After the Corona low of 2020, the tax revenue of the federal, state and local governments rose significantly again last year.

According to the Ministry of Finance, the state took a total of 761 billion euros in taxes.

That is 11.5 percent more than in the previous year.

Despite the ongoing pandemic, slightly more tax revenue came in than in the pre-crisis year of 2019 (735.9 billion).

In 2020, the corona pandemic led to a significant slump in economic output and thus also in tax revenue, but according to the Ministry of Finance, a noticeable economic recovery began in spring 2021.

Above all, revenue from community taxes, such as wage and income tax and sales tax, rose again significantly by more than 80 percent.

Less credit

Pure federal taxes, on the other hand, decreased again - which was mainly due to the abolition of the solidarity surcharge for most citizens.

Because people drove and traveled less in the second year of the pandemic, income from the taxation of petrol and diesel also fell.

The unexpectedly high tax revenue also contributed to the fact that the federal government had to take out fewer loans last year than expected.

Around EUR 24.8 billion in credit authorizations were not used.
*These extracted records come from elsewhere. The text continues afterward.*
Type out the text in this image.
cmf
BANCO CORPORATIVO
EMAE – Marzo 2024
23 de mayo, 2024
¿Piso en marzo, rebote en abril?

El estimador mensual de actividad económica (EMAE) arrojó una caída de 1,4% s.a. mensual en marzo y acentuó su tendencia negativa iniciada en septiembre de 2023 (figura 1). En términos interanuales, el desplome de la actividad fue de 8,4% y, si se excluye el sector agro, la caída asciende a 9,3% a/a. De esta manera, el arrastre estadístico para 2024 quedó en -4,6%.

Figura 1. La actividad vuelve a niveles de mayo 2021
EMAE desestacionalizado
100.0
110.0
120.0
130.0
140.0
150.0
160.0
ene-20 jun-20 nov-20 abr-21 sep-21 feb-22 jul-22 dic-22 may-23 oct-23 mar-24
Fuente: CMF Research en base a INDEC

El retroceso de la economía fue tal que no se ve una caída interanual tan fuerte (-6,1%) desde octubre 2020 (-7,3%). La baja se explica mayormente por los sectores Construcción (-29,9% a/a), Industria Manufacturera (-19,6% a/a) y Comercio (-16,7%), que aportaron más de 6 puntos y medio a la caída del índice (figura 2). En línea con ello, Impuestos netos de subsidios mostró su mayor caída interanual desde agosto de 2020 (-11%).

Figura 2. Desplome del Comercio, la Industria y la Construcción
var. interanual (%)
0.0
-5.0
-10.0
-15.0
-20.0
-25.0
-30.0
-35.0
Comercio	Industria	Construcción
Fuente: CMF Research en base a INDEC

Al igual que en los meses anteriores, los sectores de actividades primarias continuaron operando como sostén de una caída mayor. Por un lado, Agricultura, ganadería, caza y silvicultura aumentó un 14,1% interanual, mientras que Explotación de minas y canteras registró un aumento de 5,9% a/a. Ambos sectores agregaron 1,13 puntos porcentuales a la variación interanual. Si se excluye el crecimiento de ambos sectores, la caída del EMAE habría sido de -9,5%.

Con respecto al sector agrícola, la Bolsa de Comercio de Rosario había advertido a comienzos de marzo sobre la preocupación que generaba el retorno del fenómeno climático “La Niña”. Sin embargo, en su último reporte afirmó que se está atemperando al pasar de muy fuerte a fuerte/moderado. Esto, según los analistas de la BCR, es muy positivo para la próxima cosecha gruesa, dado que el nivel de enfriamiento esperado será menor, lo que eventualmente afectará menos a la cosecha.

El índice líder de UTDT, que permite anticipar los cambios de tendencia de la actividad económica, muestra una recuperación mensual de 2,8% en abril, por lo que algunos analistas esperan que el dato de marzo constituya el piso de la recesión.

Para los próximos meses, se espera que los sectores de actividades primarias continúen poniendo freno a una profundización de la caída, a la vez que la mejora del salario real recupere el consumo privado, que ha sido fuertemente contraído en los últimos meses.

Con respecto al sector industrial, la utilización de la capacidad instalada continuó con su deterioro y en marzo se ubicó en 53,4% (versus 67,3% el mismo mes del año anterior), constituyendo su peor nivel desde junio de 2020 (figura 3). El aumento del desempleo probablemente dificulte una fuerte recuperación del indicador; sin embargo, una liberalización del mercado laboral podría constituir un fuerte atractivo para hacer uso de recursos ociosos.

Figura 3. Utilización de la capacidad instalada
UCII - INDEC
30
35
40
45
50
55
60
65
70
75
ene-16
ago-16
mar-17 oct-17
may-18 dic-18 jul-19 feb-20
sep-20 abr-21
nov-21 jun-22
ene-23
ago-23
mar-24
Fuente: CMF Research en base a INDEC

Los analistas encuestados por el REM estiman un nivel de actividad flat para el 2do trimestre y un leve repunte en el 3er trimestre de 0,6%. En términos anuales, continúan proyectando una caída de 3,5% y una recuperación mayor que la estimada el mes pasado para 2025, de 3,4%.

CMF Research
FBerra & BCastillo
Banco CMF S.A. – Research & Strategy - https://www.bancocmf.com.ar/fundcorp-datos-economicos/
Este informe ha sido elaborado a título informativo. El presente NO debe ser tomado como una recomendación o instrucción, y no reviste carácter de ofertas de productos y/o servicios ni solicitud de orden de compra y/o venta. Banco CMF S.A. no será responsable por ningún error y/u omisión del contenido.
In addition, Finance Minister Christian Lindner (FDP) wants to shift unused loans into the energy and climate fund to the tune of 60 billion euros so that they can be used for investments in climate protection and transformation in the coming years.
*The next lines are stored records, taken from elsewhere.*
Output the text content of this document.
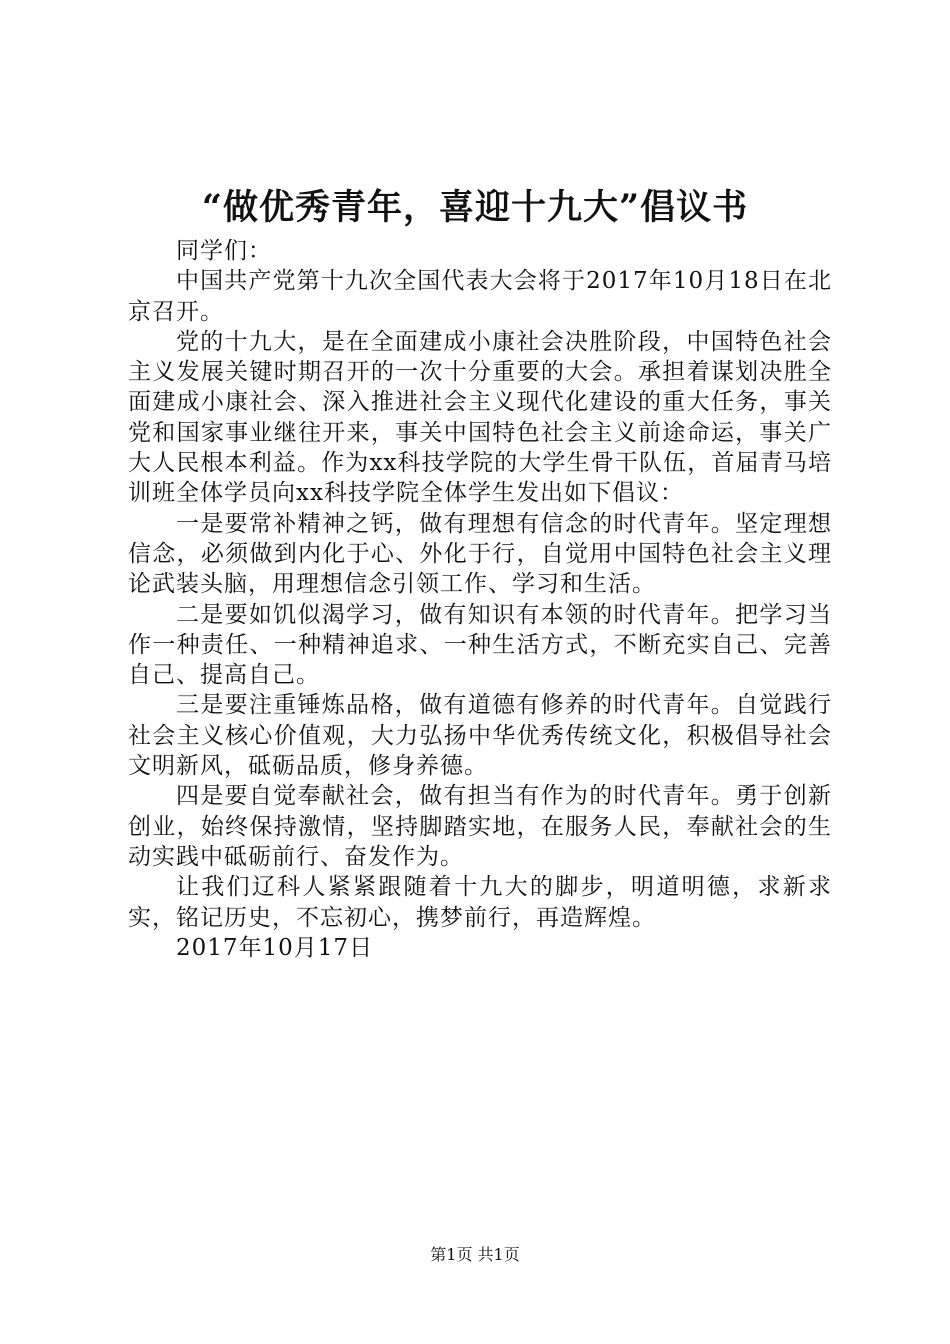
“做优秀青年，喜迎十九大”倡议书

同学们：

中国共产党第十九次全国代表大会将于2017年10月18日在北京召开。

党的十九大，是在全面建成小康社会决胜阶段，中国特色社会主义发展关键时期召开的一次十分重要的大会。承担着谋划决胜全面建成小康社会、深入推进社会主义现代化建设的重大任务，事关党和国家事业继往开来，事关中国特色社会主义前途命运，事关广大人民根本利益。作为xx科技学院的大学生骨干队伍，首届青马培训班全体学员向xx科技学院全体学生发出如下倡议：

一是要常补精神之钙，做有理想有信念的时代青年。坚定理想信念，必须做到内化于心、外化于行，自觉用中国特色社会主义理论武装头脑，用理想信念引领工作、学习和生活。

二是要如饥似渴学习，做有知识有本领的时代青年。把学习当作一种责任、一种精神追求、一种生活方式，不断充实自己、完善自己、提高自己。

三是要注重锤炼品格，做有道德有修养的时代青年。自觉践行社会主义核心价值观，大力弘扬中华优秀传统文化，积极倡导社会文明新风，砥砺品质，修身养德。

四是要自觉奉献社会，做有担当有作为的时代青年。勇于创新创业，始终保持激情，坚持脚踏实地，在服务人民，奉献社会的生动实践中砥砺前行、奋发作为。

让我们辽科人紧紧跟随着十九大的脚步，明道明德，求新求实，铭记历史，不忘初心，携梦前行，再造辉煌。

2017年10月17日

第1页 共1页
There are no signs of a real easing of the recent sharp rise in inflation after inflation stood at 5.3 percent in December.

"At the beginning of 2022, the inflation rate should fall somewhat," said the Ministry of Finance.

"Nevertheless, the rate should initially remain at a level that is noticeably higher than in the years before the crisis."

Further declines to a more moderate level are to be expected in the course of the year.

Economics Minister Robert Habeck said this week that he would expect an inflation rate of 3.3 percent (2021: 3.1 percent) in 2022 and would only see a decline to two percent again in 2023.